I’ve got a lot to do this week – I’m doing my OT awareness training on Monday too.  Its funny, a couple of weeks ago I felt like I was floating aimlessly and not achieving, and in the last week or so things seem to be coming together, and when I look at my original goals I’m not that far off!! It is so rewarding when you achieve something, and the kids and teachers are amazing, but it is definitely the hardest thing I’ve ever done. I don’t think I could explain it to someone – it’s just something you can only experience yourself. One day I'll be so down and feel negative and like I’m not doing well/I’m not helping, and then the next day I’ll have the best day ever and be brimming with emotion over a child’s progress or a family's hospitality - crazy!

I’ll be ready for that beach in Goa next week though, I tell you!

My experiences at ROSHNI  – Caroline Regan, Occupational Therapy Volunteer, 2005-6

Caroline in Kilkari Hospital
Caroline in Kilkari Hospital

i was a newly Qualified OT when I arrived in India. It was an amazing experience and gave me the opportunity to use my training in a manner that isn't possible in the UK. I felt it helped me establish what my skills were and what I can do as an OT. It was a massive challenge to put skills in such a different setting and I learnt a great deal about my profession, and indeed about myself. I had the opportunity to gain experience in aspects of OT that are very hard to come by at home. For example, I was involved in ROSHNI's NICU service in a local maternity hospital. I learnt about neonatal assessments and positioning, and helped design training programmes for hospital staff.
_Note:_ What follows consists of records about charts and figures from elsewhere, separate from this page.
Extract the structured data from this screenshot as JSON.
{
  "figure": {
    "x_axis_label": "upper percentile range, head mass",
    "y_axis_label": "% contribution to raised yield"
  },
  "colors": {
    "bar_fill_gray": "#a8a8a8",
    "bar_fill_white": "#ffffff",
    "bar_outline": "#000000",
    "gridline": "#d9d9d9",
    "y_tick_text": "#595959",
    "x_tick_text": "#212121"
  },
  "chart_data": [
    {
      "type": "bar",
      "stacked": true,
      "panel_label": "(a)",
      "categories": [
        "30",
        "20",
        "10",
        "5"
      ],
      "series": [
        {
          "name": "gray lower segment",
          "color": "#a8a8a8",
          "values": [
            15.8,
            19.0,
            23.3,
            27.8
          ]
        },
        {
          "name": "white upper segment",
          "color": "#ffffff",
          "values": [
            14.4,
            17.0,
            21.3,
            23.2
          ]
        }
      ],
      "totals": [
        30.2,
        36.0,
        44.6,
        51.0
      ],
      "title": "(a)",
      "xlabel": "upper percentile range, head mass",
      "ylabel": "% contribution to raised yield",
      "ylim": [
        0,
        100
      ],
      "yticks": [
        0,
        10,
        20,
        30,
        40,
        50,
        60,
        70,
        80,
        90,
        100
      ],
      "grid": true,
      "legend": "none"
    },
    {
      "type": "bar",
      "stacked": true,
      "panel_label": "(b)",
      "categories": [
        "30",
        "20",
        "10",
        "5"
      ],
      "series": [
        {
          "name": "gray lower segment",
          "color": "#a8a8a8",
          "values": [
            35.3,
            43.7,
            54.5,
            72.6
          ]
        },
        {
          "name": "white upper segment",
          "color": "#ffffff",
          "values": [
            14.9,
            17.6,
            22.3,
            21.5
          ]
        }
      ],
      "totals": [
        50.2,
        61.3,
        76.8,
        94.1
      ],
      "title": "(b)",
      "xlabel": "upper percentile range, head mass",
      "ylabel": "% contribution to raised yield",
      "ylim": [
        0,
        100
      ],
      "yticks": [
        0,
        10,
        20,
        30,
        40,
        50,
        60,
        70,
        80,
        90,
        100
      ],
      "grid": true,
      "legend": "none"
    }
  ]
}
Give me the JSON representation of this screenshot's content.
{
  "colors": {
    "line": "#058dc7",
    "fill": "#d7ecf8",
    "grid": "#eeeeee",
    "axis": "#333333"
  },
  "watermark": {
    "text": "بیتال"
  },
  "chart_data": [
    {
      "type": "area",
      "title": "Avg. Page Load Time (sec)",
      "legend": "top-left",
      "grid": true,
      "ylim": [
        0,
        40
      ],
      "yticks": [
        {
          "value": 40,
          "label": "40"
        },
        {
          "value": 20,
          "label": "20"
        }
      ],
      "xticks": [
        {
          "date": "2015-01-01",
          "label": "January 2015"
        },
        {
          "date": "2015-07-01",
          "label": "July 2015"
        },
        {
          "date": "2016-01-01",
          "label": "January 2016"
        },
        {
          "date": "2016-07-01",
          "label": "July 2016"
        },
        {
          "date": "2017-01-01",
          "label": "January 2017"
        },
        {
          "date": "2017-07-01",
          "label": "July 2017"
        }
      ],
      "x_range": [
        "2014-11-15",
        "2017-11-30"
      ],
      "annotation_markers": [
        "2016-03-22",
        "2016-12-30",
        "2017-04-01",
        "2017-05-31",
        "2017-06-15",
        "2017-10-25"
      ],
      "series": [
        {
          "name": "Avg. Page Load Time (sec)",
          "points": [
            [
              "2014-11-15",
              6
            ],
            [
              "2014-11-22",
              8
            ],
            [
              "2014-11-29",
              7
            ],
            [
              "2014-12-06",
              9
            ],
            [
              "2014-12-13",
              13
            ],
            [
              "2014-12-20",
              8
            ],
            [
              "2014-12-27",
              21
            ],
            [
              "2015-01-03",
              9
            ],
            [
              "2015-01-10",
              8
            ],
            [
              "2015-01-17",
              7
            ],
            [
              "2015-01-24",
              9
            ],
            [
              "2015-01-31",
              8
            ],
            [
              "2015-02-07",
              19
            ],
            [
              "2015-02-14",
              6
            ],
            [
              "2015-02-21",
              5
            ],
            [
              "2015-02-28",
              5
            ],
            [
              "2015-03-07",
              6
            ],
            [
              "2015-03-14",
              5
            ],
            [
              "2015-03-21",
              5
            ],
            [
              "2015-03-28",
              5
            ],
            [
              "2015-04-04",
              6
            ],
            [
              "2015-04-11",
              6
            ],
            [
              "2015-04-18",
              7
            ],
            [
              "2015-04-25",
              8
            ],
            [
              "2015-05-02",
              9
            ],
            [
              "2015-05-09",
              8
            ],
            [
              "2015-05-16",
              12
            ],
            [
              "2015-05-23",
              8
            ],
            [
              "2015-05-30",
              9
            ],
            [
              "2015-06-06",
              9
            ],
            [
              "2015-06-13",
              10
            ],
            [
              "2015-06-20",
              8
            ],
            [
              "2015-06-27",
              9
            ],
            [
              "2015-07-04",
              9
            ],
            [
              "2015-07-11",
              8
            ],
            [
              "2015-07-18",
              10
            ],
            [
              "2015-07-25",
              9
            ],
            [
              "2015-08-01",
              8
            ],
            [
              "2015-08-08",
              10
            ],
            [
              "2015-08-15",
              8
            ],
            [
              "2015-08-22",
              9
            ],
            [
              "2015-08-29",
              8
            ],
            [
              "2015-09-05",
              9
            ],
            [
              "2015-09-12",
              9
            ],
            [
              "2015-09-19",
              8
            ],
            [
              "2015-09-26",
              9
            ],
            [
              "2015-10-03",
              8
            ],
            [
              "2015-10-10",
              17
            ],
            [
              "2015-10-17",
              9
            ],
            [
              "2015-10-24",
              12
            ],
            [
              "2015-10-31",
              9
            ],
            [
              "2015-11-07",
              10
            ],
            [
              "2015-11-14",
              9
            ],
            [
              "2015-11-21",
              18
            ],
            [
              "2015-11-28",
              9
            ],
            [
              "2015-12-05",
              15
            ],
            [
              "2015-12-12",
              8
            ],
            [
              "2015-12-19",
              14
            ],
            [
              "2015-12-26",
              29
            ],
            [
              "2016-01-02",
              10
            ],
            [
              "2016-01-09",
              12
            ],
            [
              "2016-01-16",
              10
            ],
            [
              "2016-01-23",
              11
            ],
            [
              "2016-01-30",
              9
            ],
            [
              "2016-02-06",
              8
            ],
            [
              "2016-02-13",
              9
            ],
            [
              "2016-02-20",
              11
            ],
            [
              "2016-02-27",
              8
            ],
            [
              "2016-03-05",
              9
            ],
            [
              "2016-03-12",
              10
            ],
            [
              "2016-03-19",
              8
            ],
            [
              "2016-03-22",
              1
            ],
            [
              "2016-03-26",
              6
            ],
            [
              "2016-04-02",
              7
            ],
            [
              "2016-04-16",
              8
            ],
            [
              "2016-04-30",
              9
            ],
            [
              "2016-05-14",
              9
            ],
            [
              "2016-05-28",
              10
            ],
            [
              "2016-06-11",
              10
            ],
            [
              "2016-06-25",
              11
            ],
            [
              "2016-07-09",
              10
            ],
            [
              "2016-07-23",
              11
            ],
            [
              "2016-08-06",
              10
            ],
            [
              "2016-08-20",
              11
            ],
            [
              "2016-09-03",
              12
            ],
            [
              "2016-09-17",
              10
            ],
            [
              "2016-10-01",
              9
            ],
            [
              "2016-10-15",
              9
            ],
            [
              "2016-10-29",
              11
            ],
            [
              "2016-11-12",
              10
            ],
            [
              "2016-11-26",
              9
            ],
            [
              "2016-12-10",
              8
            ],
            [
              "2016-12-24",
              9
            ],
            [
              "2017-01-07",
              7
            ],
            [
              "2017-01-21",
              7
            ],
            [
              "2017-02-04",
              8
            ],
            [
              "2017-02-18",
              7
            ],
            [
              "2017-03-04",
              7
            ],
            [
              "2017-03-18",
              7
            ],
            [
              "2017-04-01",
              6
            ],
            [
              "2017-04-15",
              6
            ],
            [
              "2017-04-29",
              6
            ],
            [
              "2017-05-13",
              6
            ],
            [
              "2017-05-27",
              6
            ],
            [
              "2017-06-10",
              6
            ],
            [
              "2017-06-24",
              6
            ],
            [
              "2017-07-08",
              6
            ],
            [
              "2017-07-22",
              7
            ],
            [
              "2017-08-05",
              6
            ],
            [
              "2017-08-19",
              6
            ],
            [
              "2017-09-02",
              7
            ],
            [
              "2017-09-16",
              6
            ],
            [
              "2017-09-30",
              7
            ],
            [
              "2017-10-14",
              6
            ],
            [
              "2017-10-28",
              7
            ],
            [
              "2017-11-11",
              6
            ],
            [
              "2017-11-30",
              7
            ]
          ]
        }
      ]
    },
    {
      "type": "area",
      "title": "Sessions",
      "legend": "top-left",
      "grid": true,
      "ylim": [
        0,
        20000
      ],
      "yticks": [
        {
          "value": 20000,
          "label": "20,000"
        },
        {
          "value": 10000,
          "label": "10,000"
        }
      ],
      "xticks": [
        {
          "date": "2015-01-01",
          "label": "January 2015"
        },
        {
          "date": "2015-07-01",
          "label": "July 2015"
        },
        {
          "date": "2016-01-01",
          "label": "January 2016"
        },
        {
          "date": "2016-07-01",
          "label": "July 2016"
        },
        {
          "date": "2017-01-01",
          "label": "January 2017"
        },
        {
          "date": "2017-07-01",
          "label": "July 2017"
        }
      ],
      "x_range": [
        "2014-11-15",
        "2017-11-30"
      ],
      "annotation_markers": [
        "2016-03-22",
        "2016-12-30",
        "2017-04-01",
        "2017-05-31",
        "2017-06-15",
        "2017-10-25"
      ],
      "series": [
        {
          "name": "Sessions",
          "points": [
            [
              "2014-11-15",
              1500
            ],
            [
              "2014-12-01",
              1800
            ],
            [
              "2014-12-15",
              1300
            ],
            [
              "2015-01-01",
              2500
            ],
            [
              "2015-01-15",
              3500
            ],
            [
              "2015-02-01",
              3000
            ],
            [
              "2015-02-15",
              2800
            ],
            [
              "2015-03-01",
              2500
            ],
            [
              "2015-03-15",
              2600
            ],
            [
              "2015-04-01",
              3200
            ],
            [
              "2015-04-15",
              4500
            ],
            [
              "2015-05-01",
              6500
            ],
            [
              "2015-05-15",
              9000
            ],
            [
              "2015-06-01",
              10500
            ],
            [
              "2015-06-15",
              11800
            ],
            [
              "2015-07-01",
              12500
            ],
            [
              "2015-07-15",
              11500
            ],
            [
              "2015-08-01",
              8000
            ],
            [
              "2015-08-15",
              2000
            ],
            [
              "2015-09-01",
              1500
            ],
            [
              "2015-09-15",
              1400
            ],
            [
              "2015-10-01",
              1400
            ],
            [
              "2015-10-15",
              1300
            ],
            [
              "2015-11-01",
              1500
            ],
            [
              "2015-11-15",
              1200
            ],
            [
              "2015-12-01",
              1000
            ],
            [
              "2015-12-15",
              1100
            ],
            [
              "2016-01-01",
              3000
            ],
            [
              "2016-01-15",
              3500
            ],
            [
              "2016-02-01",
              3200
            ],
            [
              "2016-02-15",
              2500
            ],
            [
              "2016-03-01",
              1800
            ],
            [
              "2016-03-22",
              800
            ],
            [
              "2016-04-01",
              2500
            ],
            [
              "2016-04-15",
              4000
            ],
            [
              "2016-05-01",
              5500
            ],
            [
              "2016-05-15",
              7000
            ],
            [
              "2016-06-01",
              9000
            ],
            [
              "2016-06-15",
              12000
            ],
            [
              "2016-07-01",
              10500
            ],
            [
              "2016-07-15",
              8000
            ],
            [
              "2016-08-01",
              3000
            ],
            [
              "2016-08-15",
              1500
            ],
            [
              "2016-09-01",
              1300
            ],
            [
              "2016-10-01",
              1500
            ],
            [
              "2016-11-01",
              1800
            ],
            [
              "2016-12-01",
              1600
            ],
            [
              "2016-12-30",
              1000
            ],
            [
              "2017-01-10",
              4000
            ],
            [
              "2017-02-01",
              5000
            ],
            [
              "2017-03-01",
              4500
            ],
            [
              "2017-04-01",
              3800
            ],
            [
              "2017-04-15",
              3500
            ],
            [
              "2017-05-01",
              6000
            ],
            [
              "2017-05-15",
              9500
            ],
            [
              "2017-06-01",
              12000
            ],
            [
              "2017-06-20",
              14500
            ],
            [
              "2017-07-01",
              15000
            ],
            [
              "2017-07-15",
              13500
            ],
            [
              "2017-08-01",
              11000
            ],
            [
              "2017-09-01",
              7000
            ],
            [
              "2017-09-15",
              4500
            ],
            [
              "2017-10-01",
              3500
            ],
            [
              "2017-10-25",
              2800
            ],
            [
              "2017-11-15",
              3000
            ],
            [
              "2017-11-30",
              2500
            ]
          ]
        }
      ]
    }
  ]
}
I learnt a lot about problem solving, being self-directed, and most of all thinking outside the box. In many ways it is quite liberating to practice in an environment where the restrictions that exist at home are not an issue. Referral criteria and government directives on what is provided are not something we needed to think about. Although poor resources led to some massive challenges, it taught me to be more resourceful and have a solution-focused attitude to work. What can I do rather than what can't I do.

I was invited to attend World Disability Day in Delhi during my time at Roshni. It was really inspiring and motivating to hear how the disability rights movement is present and growing in India.

I worked with children of all ages at ROSHNI and took part in a range of groups and activities. The staff, children and their families were very welcoming, and helped me work through issues like the language barrier, although I did learn a little Hindi too.

Back here in the UK I often reflect on how much my experience at Roshni has done for my career and my ability to be a good OT. Prospective employers were really interested and impressed with my experience. I also feel that I am able to show a greater degree of ingenuity in the interventions I undertake in my practice here. Most of all I returned feeling confident about my professional ability and with a clearer understanding of what the role of the OT is.

Working and living in such a different culture was a truly wonderful experience. I made so many lovely friends and was made to feel so welcome by everyone at ROSHNI. India is a truly amazing place that takes you on a rollercoaster ride of thoughts, emotions and experiences. Volunteering is hard work and can be frustrating at times, and often achievements seem small, but it is wonderful to be part of something that makes such a difference to the children at ROSHNI and their families.